My first concern is, have this product/technology being field tested in scientifically designed experiments? Whether this technology is appropriate; feasible, sustainable, economically viable and as effective as or better than the soil application of urea? Also, can this nano-urea look after the peak requirements of nitrogen at different growth stages of the rice plant?; that is, timely applications at different growth stages of the plant is needed or not.
Rice, being a grass, has a fibrous root system. Anyone who has done basic botany would know that absorption of water and nutrients is the major function of the root system, beside anchorage of the plant. Water ascends through vessels (xylem) by the evapo-transpirational pull, but the nutrient elements need energy to travel up against the osmotic gradient. Similarly, the shoot system of the rice plants has distinct functions. Evapo-transpiration, gaseous exchange (CO2 and O2), in addition to trapping solar radiation for hydrolysis of water to generate energy for different physiological processes within the plant, are the primary functions of the shoot system. Apart from performing these functions, the shoot system of the rice plant is not naturally or evolutionarily designed to absorb water or nutrients, the functions performed primarily by the root system. This may not be so in epiphytes and xerophytes, however. To my mind, therefore, foliar feeding of the rice plant appears similar to feeding someone from the distal/wrong end of the alimentary canal; besides, nitrogen is not a micro element but a major nutrient required in large quantities. Therefore, efficacy of foliar absorption of nutrients in rice is needed to be determined prior to the recommendation of the intended technology.

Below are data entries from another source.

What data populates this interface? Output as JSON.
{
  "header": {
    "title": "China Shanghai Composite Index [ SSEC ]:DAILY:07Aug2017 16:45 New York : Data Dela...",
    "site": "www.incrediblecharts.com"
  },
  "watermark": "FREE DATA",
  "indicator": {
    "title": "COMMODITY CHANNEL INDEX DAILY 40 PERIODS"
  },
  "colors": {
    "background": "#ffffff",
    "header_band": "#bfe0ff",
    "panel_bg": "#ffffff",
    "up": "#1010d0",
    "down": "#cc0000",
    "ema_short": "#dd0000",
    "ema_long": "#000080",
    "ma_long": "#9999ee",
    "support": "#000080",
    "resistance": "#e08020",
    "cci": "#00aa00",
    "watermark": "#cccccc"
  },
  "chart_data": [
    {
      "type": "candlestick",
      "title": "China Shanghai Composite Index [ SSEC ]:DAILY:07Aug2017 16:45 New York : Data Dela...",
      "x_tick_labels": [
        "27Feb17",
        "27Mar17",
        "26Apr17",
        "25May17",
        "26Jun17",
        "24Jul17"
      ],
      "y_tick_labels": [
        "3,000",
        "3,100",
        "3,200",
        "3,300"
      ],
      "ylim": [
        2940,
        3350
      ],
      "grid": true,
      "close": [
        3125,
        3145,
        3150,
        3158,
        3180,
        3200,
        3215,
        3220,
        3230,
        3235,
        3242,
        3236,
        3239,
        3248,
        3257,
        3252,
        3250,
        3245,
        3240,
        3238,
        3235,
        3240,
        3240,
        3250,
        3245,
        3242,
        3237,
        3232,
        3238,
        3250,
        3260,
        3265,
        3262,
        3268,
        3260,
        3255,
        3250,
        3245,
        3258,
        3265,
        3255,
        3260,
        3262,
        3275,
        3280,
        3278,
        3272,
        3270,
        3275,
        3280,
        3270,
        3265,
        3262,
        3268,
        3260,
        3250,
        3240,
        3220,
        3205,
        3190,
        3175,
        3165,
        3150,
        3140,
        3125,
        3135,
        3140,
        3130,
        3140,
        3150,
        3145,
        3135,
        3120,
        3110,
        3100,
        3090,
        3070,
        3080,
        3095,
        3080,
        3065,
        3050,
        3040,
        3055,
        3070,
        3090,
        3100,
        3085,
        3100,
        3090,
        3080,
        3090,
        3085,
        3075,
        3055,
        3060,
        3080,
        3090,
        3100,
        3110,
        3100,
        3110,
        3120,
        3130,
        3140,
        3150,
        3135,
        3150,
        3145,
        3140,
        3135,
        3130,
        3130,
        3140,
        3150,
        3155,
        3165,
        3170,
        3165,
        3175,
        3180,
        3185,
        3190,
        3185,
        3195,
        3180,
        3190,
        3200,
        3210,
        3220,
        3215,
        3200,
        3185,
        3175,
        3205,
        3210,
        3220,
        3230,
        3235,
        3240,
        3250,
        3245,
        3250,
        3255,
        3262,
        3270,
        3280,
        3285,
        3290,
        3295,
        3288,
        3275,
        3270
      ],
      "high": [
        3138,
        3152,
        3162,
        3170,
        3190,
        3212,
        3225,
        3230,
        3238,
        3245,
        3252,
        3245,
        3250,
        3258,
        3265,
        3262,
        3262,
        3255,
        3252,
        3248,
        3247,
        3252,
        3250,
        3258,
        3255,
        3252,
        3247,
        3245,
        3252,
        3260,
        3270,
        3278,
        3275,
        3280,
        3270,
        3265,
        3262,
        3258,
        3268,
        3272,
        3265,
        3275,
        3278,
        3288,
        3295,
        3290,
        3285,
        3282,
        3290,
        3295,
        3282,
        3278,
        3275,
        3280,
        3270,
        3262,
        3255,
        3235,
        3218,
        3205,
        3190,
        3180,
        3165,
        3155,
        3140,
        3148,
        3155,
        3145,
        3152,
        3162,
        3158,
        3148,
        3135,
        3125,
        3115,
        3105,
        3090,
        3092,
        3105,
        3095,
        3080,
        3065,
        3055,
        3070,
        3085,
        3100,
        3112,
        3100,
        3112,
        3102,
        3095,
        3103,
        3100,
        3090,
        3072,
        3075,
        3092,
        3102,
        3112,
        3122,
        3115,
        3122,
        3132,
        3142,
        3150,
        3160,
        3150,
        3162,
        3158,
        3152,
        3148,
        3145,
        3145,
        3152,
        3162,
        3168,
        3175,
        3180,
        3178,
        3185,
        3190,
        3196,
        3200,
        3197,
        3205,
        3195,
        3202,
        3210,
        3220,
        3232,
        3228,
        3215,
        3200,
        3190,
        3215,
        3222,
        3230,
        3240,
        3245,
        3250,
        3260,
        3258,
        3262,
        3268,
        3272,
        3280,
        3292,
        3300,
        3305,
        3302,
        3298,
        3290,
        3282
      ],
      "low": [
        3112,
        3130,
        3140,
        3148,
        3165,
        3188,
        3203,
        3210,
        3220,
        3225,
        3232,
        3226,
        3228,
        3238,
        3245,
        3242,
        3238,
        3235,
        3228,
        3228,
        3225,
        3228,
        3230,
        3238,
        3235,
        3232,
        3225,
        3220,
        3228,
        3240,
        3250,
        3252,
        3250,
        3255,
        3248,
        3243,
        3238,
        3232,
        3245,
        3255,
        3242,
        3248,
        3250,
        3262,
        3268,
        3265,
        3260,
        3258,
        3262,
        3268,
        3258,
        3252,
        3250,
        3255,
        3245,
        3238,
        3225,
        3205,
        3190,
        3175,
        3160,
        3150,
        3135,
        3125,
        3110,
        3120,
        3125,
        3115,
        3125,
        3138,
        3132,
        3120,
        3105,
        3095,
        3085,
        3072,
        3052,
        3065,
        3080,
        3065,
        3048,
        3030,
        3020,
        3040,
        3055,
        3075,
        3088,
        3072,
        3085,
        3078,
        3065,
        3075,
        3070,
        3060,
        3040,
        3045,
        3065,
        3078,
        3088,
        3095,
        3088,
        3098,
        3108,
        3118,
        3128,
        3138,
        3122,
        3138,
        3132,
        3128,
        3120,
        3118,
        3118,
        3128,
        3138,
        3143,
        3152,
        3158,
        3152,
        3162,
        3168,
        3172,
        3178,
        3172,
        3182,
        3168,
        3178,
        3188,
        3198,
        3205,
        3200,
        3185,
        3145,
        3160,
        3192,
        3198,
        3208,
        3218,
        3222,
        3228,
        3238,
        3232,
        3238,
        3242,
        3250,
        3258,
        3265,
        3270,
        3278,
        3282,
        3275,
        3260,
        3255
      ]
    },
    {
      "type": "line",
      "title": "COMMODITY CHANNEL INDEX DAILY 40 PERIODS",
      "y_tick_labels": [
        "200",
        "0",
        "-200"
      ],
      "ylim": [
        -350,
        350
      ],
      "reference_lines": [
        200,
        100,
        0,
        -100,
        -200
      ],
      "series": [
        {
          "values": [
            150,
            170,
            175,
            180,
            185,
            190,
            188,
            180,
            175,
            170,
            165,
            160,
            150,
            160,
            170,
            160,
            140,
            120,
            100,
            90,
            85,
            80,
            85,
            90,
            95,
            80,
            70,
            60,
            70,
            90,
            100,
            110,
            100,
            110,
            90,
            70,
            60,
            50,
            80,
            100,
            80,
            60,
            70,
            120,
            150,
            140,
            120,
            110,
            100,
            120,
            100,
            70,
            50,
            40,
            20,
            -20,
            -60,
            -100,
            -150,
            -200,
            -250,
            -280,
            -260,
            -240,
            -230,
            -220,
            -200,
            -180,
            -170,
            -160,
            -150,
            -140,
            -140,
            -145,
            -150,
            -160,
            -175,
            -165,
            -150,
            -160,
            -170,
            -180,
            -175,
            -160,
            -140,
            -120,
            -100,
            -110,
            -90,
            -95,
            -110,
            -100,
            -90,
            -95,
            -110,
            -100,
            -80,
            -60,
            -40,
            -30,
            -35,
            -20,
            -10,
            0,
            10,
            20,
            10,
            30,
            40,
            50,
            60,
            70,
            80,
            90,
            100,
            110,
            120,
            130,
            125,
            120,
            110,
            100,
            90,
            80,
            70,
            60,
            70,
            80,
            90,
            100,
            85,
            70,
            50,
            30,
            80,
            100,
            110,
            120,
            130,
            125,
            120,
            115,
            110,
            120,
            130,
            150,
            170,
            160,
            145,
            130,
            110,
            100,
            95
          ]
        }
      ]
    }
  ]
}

Now, we are going to replace a technology (soil application of urea) which is appropriate and well established, with an alternative technology based on inconclusive evidence of expert advisors, but unfamiliar to the rice farmer. This is ready for implementation. These expert advisors therefore can come out from their hiding places to demonstrate this technological package for rice farmers of different agro-ecological regions to convince them. We should not blame the staff of rice research for the failure to implement this innovative and valuable technological package in the field. It is the responsibility of the advisors to promote the package by demonstrating it to the farmers and establish their recognition in the minds of the public. They fail in their duty if this new technology is not demonstrated to the new generation of rice farmers they intend to bring up in the country and help the government to alleviate the farmer unrest.
I have all the rights to demand the expert advisors to demonstrate their Technological Package” as I was recognized in 2014 by the President’s Award (His Excellency President Mahinda Rajapaksa) for development of modern rice varieties and spearheading the development of a technological package to acheive self-sufficiency in rice.